Department of Orthopaedics Surgery, Ningbo No. 2 Hospital, Zhejiang, 315010, People's Republic of China.
, 41 Xibei Rd., Haishu, Ningbo, 315000, People's Republic of China.
Mol Cell Biochem. 2018 Jan;438(1-2):175-182. doi: 10.1007/s11010-017-3124-8. Epub 2017 Aug 1.
To investigate the mechanism of recombinant human platelet-derived growth factor-BB (rhPDGF-BB) and human adipose-derived stem cells (hADSCs) in the treatment of Achilles tendinitis. Biomechanical indices of stiffness, stress, and maximum load-to-failure were detected by biomechanical test. mRNA and protein levels of miR-363, p-PI3K/AKT, tendon-related genes Collagen I, Scleraxis (Scx), and Tenascin C (TNC) were measured by qRT-PCR and western blot. The proliferation of hADSCs was accessed by MTT assay. Biomechanical indices of stiffness, stress, and maximum load-to-failure, and mRNA and protein levels of tendon-related genes could be improved by rhPDGF-BB or hADSCs alone, and could be further improved by rhPDGF-BB + hADSCs. rhPDGF-BB and hADSCs downregulated the expression of miR-363 and upregulated the levels of p-PI3K/Akt, and rhPDGF-BB + hADSCs further strengthened these effects. In addition, rhPDGF-BB promoted the proliferation of hADSCs in vitro and upregulated the expression of tendon-related genes. miR-363 mimic downregulated the levels of p-PI3K/Akt, miR-363 inhibitor upregulated the levels of p-PI3K/Akt, and miR-363 mimic and PI3K/Akt pathway inhibitor LY294002 reversed the positive effect of rhPDGF-BB on the proliferation of hADSCs, which suggested that rhPDGF-BB promoted the proliferation of hADSCs via miR-363/PI3K/Akt pathway. Biomechanical indices and tendon-related genes could be improved by rhPDGF-BB and hADSCs. Moreover, rhPDGF-BB promoted the proliferation of hADSCs via miR-363/PI3K/Akt pathway, indicating that rhPDGF-BB combined with ADSCs could treat Achilles tendinitis via miR-363/PI3K/Akt pathway.

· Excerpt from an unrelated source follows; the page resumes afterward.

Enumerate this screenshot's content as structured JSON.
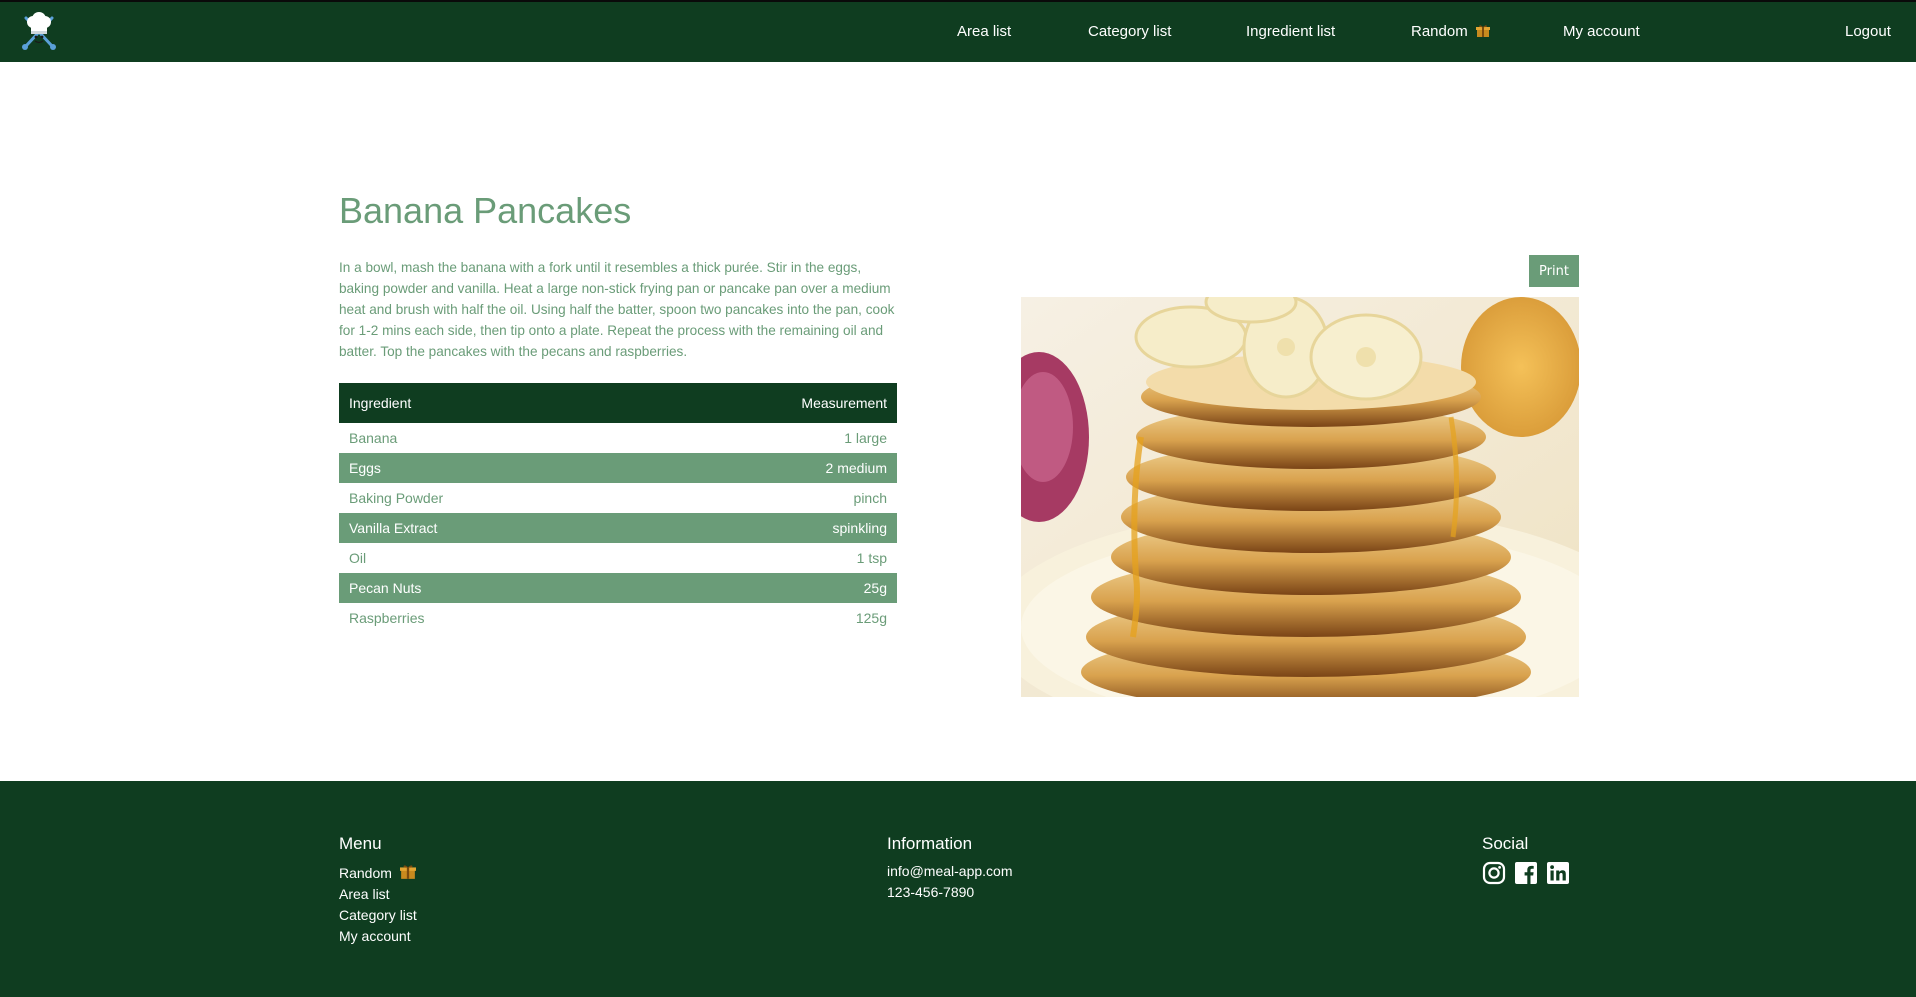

为了探讨重组人血小板衍生生长因子-BB(rhPDGF-BB)和人脂肪来源干细胞(hADSCs)在治疗跟腱炎中的作用机制。通过生物力学测试检测了硬度、应力和最大破坏载荷等生物力学指标。通过 qRT-PCR 和 Western blot 检测了 miR-363、p-PI3K/AKT、肌腱相关基因胶原 I、Scleraxis(Scx)和 Tenascin C(TNC)的 mRNA 和蛋白水平。通过 MTT 测定法检测了 hADSCs 的增殖。rhPDGF-BB 或 hADSCs 单独处理可改善硬度、应力和最大破坏载荷等生物力学指标,以及肌腱相关基因的 mRNA 和蛋白水平,而 rhPDGF-BB+hADSCs 处理则可进一步改善这些指标。rhPDGF-BB 和 hADSCs 下调了 miR-363 的表达,上调了 p-PI3K/Akt 的水平,rhPDGF-BB+hADSCs 进一步增强了这些作用。此外,rhPDGF-BB 促进了 hADSCs 的体外增殖,并上调了肌腱相关基因的表达。miR-363 模拟物下调了 p-PI3K/Akt 的水平,miR-363 抑制剂上调了 p-PI3K/Akt 的水平,而 miR-363 模拟物和 PI3K/Akt 通路抑制剂 LY294002 逆转了 rhPDGF-BB 对 hADSCs 增殖的正向作用,这表明 rhPDGF-BB 通过 miR-363/PI3K/Akt 通路促进了 hADSCs 的增殖。rhPDGF-BB 和 hADSCs 可改善生物力学指标和肌腱相关基因。此外,rhPDGF-BB 通过 miR-363/PI3K/Akt 通路促进了 hADSCs 的增殖,表明 rhPDGF-BB 联合 ADSCs 通过 miR-363/PI3K/Akt 通路可治疗跟腱炎。